Nous demandons donc aux acteurs fédéraux
de prendre acte de ce rapport et de mettre les moyens en place afin d'améliorer
la situation financière de Radio-Canada. Pour nous, le fait français est l'une
des caractéristiques fondamentales de l'identité canadienne. C'est en
préservant des piliers de notre héritage francophone comme Radio-Canada que
l'existence de l'un des peuples fondateurs du Canada pourra perdurer et
s'épanouir. À l'aube des élections fédérales, les partis politiques seront-ils
au diapason des Québécois, des Ontariens, des communautés francophones du
Canada, des Acadiens? Reconnaîtront-ils aussi que Radio-Canada est un enjeu
national pour la pérennité de la langue française? Pour nous, la création d'un
diffuseur public national ayant l'obligation d'informer en anglais et en
français est l'expression d'un pacte fédératif des deux nations fondatrices du
Canada. Notre démarche conjointe dans le dossier du Radio-Canada est un exemple
éloquent de la collaboration, de la solidarité entre le Québec et l'Ontario,
qui continueront de renforcer ce pacte fédératif les unissant déjà.
Je tiens à remercier M. Houle, Mme
Meilleur du travail que nous faisons ensemble, et nous sommes évidemment prêts
à prendre vos questions à ce moment même. Nous n'avons pas de modérateur, je le
serai. M. Caron.
M. Caron (Régys)
: Ma
question s'adresse à M. Houle. Bon, on parle d'une diminution qui s'est
échelonnée sur 25 ans. Est-ce qu'il y a eu des… Est-ce que c'est linéaire,
cette diminution-là, ou s'il y a eu des moments où ça a été pire que d'autres?

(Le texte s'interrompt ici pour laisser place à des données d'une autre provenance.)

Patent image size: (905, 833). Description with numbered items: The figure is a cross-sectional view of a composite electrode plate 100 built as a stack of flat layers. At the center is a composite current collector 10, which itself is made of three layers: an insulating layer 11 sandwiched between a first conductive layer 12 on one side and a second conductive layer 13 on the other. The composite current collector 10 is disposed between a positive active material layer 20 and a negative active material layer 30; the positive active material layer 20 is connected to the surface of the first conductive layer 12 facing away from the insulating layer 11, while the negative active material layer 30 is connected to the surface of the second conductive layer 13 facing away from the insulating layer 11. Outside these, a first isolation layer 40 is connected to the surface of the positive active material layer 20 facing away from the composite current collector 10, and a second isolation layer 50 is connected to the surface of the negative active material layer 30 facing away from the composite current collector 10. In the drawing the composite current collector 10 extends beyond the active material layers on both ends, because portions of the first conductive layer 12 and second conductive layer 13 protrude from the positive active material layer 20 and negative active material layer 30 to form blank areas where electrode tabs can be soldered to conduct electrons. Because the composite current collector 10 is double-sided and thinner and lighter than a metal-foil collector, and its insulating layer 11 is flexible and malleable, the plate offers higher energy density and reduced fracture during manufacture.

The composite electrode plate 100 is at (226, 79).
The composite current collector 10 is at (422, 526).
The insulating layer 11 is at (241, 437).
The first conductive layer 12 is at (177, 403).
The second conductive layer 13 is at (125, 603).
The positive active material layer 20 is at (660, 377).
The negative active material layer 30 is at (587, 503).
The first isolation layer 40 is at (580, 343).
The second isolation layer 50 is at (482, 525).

M. Houle (Michel) : Oui. Il y
a eu, en fait, deux cycles de diminution significative du financement public de
Radio-Canada CBC. Le premier, comme je le disais tantôt, de 1995 à 2000, et le
deuxième actuellement, de 2010 à 2015. Ce qui distingue, je dirais, les deux
cycles, c'est que, pour la période 1995‑2000, le financement public direct a
diminué, mais c'est la période où, en parallèle, on instituait de nouvelles
sources de financement public indirect très importantes.

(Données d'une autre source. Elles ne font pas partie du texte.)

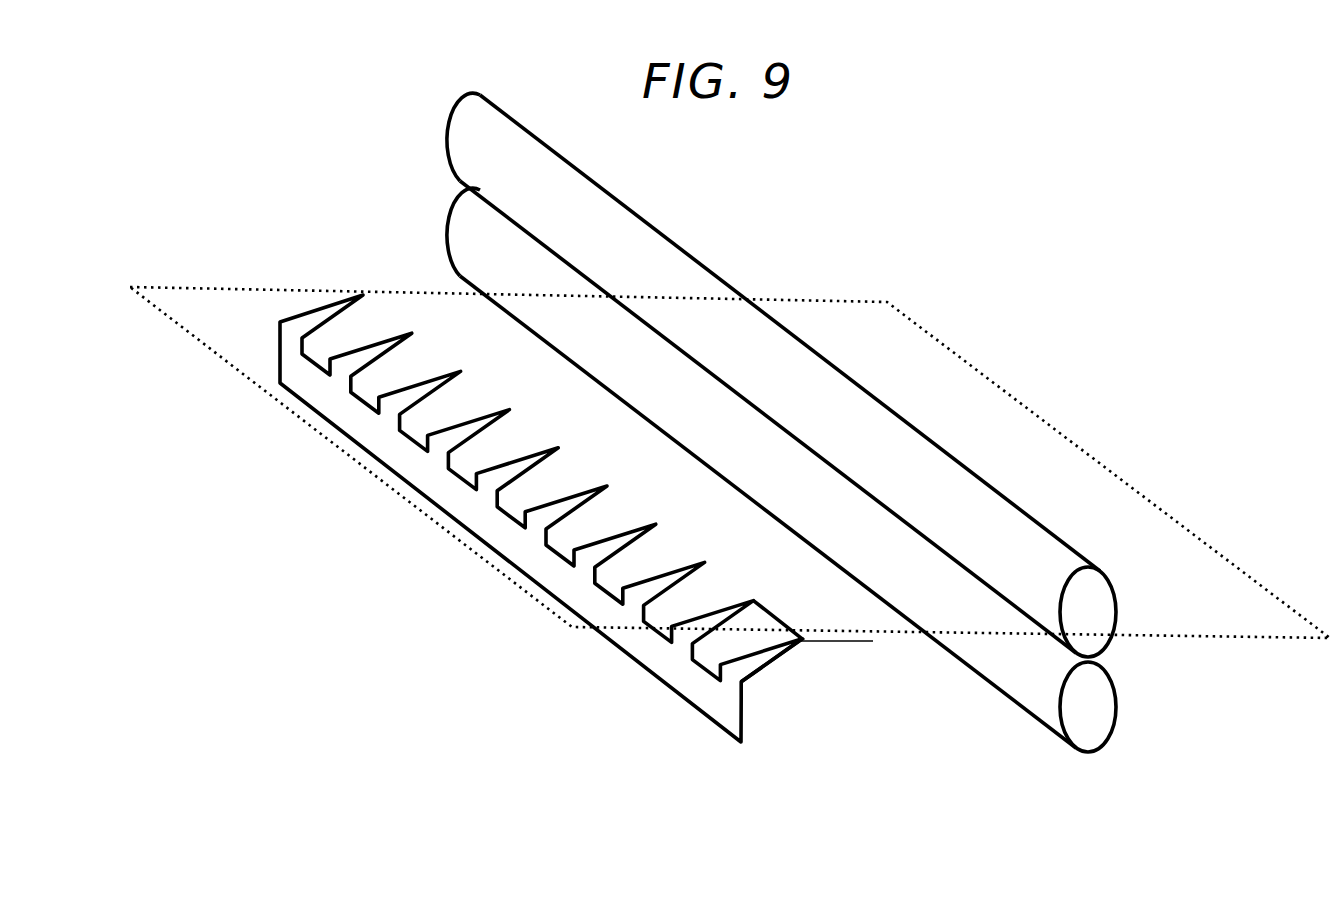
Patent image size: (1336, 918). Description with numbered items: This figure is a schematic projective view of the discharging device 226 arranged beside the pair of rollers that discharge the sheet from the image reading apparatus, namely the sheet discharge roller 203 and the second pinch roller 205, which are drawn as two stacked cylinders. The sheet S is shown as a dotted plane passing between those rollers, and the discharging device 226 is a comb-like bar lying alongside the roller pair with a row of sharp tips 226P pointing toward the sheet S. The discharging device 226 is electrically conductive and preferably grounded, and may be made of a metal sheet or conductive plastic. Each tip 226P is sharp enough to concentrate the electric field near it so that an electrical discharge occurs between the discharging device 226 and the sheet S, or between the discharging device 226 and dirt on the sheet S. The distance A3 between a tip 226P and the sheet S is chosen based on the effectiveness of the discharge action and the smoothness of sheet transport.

The second pinch roller 205 is at (1114, 581).
The sheet discharge roller 203 is at (1116, 708).
The discharging device 226 is at (680, 656).
The tip 226P is at (804, 640).
The sheet S is at (497, 573).
The distance A3 is at (861, 597).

Je rappelle que c'est en 1994‑1995,
justement, que le CRTC a institué ce qui est aujourd'hui le Fonds des médias,
qui s'est appelé le fonds des câblos, le fonds canadien de télévision, etc.,
qui a injecté des ressources importantes au financement des émissions qui
étaient destinées à Radio-Canada. Et à l'époque il faut se rappeler qu'au
milieu des années 90 il y avait très peu de services spécialisés, et donc,
essentiellement, les ressources du fonds, à l'époque, allaient aux diffuseurs
conventionnels, et comme Radio-Canada avait une présence d'émissions
canadiennes beaucoup plus forte que les privées, elle accaparait minimalement
50 % du fonds et parfois plus. Donc, en même temps que le financement
direct diminuait, ce financement indirect augmentait. C'est aussi en 1995 que
le gouvernement fédéral a emboîté le pas au Québec et créé un programme de
crédit d'impôt remboursable pour la production cinématographique et
télévisuelle. Ça aussi, ça permettait d'alléger le coût, pour Radio-Canada, des
émissions qui arrivaient du secteur indépendant.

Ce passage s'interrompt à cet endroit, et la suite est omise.